In May, the city of Baltimore was crippled by a ransomware attack. The city’s voicemail, email, parking fines database, and billing systems were all taken offline. As more news of the attack surfaced, we learned that the tool used in the attack, EternalBlue, targeted a year-old vulnerability and that this wasn’t the first time Baltimore had dealt with ransomware.
At the time of writing, Baltimore is still recovering. According to the Baltimore Sun, at least one city official has been indicted on charges of fraud, taking advantage of the attack to pocket nearly five hundred dollars of cash. The city’s IT department also lost dozens of timesheet records due to the ransomware.
No backups. Inadequate network monitoring and threat detection software. Outdated software and systems. Nearly everything the city could do wrong, it did, short of actually paying the ransom.
The Baltimore attack was just one more in an epidemic of ransomware targeting state and municipal governments, says CNet. As reported by City Journal Magazine, this includes 23 cities in Texas. More recently, at least four major cities have joined that ever-growing list of victims.
New Orleans, Louisiana; Pensacola, Florida; Galt, California; and St. Lucie, Florida were all hit last month, says CBS News. While it’s unclear if all four were connected, one group, known as Maze, has claimed responsibility for the Pensacola attack. Cybersecurity firm Deloitte has been hired by the city to investigate.
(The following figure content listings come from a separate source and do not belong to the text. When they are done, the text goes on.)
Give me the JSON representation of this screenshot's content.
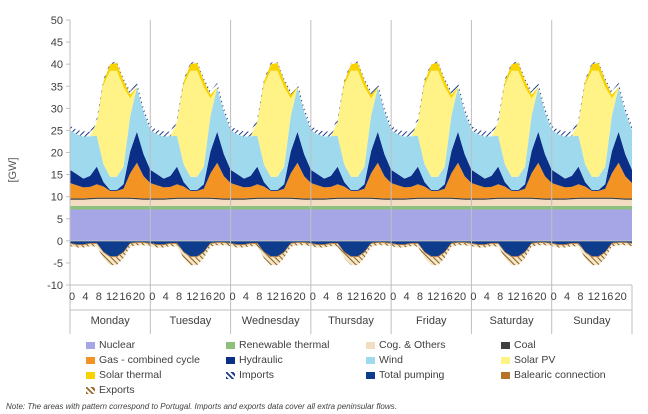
{
  "colors": {
    "nuclear": "#a6a6e6",
    "renewable_thermal": "#8dc07b",
    "cog_others": "#f2ddc2",
    "coal": "#404040",
    "gas": "#f39323",
    "hydraulic": "#0b2e86",
    "wind": "#9fd9ee",
    "solar_pv": "#fff387",
    "solar_thermal": "#f8d300",
    "imports": "#1f3d8c",
    "total_pumping": "#0e3c8c",
    "balearic": "#b7722a",
    "exports": "#9a6a2a"
  },
  "legend": [
    {
      "key": "nuclear",
      "label": "Nuclear",
      "icon": "solid-swatch"
    },
    {
      "key": "renewable_thermal",
      "label": "Renewable thermal",
      "icon": "solid-swatch"
    },
    {
      "key": "cog_others",
      "label": "Cog. & Others",
      "icon": "solid-swatch"
    },
    {
      "key": "coal",
      "label": "Coal",
      "icon": "solid-swatch"
    },
    {
      "key": "gas",
      "label": "Gas - combined cycle",
      "icon": "solid-swatch"
    },
    {
      "key": "hydraulic",
      "label": "Hydraulic",
      "icon": "solid-swatch"
    },
    {
      "key": "wind",
      "label": "Wind",
      "icon": "solid-swatch"
    },
    {
      "key": "solar_pv",
      "label": "Solar PV",
      "icon": "solid-swatch"
    },
    {
      "key": "solar_thermal",
      "label": "Solar thermal",
      "icon": "solid-swatch"
    },
    {
      "key": "imports",
      "label": "Imports",
      "icon": "hatched-swatch"
    },
    {
      "key": "total_pumping",
      "label": "Total pumping",
      "icon": "solid-swatch"
    },
    {
      "key": "balearic",
      "label": "Balearic connection",
      "icon": "solid-swatch"
    },
    {
      "key": "exports",
      "label": "Exports",
      "icon": "hatched-swatch"
    }
  ],
  "note": "Note: The areas with pattern correspond to Portugal. Imports and exports data cover all extra peninsular flows.",
  "chart_data": {
    "type": "area",
    "title": "",
    "ylabel": "[GW]",
    "ylim": [
      -10,
      50
    ],
    "yticks": [
      -10,
      -5,
      0,
      5,
      10,
      15,
      20,
      25,
      30,
      35,
      40,
      45,
      50
    ],
    "grid": false,
    "legend_position": "bottom",
    "days": [
      "Monday",
      "Tuesday",
      "Wednesday",
      "Thursday",
      "Friday",
      "Saturday",
      "Sunday"
    ],
    "hour_tick_labels": [
      "0",
      "4",
      "8",
      "12",
      "16",
      "20"
    ],
    "series_profile_per_day": {
      "hours": [
        0,
        2,
        4,
        6,
        8,
        10,
        12,
        14,
        16,
        18,
        20,
        22,
        24
      ],
      "nuclear": [
        7.1,
        7.1,
        7.1,
        7.1,
        7.1,
        7.1,
        7.1,
        7.1,
        7.1,
        7.1,
        7.1,
        7.1,
        7.1
      ],
      "renewable_thermal": [
        0.8,
        0.8,
        0.8,
        0.8,
        0.8,
        0.8,
        0.8,
        0.8,
        0.8,
        0.8,
        0.8,
        0.8,
        0.8
      ],
      "cog_others": [
        1.4,
        1.4,
        1.4,
        1.5,
        1.6,
        1.6,
        1.6,
        1.6,
        1.6,
        1.6,
        1.5,
        1.4,
        1.4
      ],
      "coal": [
        0.3,
        0.3,
        0.3,
        0.3,
        0.3,
        0.3,
        0.3,
        0.3,
        0.3,
        0.3,
        0.3,
        0.3,
        0.3
      ],
      "gas": [
        3.5,
        3.0,
        2.5,
        2.5,
        3.0,
        2.5,
        1.5,
        1.5,
        2.0,
        5.5,
        8.0,
        5.0,
        3.5
      ],
      "hydraulic": [
        3.0,
        2.5,
        2.0,
        2.5,
        4.0,
        1.0,
        0.2,
        0.2,
        1.0,
        5.0,
        7.0,
        5.0,
        3.0
      ],
      "wind": [
        9.0,
        9.0,
        9.5,
        9.0,
        7.0,
        4.0,
        3.0,
        3.0,
        4.0,
        8.0,
        10.0,
        9.5,
        9.0
      ],
      "solar_pv": [
        0.0,
        0.0,
        0.0,
        0.0,
        3.0,
        18.0,
        24.0,
        24.0,
        18.0,
        4.0,
        0.0,
        0.0,
        0.0
      ],
      "solar_thermal": [
        0.0,
        0.0,
        0.0,
        0.0,
        0.1,
        0.8,
        1.5,
        1.8,
        1.5,
        0.8,
        0.1,
        0.0,
        0.0
      ],
      "imports": [
        1.0,
        1.0,
        1.2,
        1.0,
        0.8,
        0.5,
        0.3,
        0.3,
        0.5,
        0.8,
        1.0,
        1.0,
        1.0
      ],
      "total_pumping": [
        -0.5,
        -0.8,
        -0.8,
        -0.5,
        -0.5,
        -2.5,
        -3.5,
        -3.5,
        -2.5,
        -0.5,
        -0.3,
        -0.3,
        -0.5
      ],
      "balearic": [
        -0.2,
        -0.2,
        -0.2,
        -0.2,
        -0.2,
        -0.2,
        -0.2,
        -0.2,
        -0.2,
        -0.2,
        -0.2,
        -0.2,
        -0.2
      ],
      "exports": [
        -0.5,
        -0.5,
        -0.5,
        -0.5,
        -0.6,
        -1.2,
        -1.8,
        -1.8,
        -1.2,
        -0.6,
        -0.5,
        -0.5,
        -0.5
      ]
    }
  }
}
At this point, one thing is clear. This problem is not going to go away. Ransomware will continue to sweep through both the private and the public sectors.
And the organizations that suffer the most damage at its hands will be the ones that are caught unprepared.
In the case of the New Orleans attack, the city actually handled itself quite well. As reported by news aggregate MSSP Alert, officials detected suspicious activity on its networks shortly before the attack occurred on Dec. 13. A few hours later, by 11 a.m., the city’s IT department had notified all staff, advising them to power down all devices and disconnect them from the city’s network.
The city has also announced that it indents to raise its cyber insurance coverage to $10 million in 2020.
The city’s response to this attack wasn’t perfect. But it was better than how Baltimore reacted. And along with what Pensacola did, it touches on several things we’ve long maintained are critical to defending against ransomware.
These include:
- Keeping all systems up to date.
- Maintaining a network in which systems can be easily air-gapped or disconnected in the event that they are compromised.
- Maintaining network monitoring processes that immediately alert you to suspicious activity.
- Paying out for cyber-insurance that includes ransomware under its umbrella.
- Bringing in external experts to cover any knowledge and talent gaps.
- Staying abreast of new attack vectors and techniques used by cyber-criminals.
Ransomware is one of the oldest breeds of cyberattack, yet it’s also one of the most successful. The good news is that protecting yourself against it is simply a matter of preparation. The more you know and the more measures you take to protect your network, the less likely you’ll be to suffer an attack.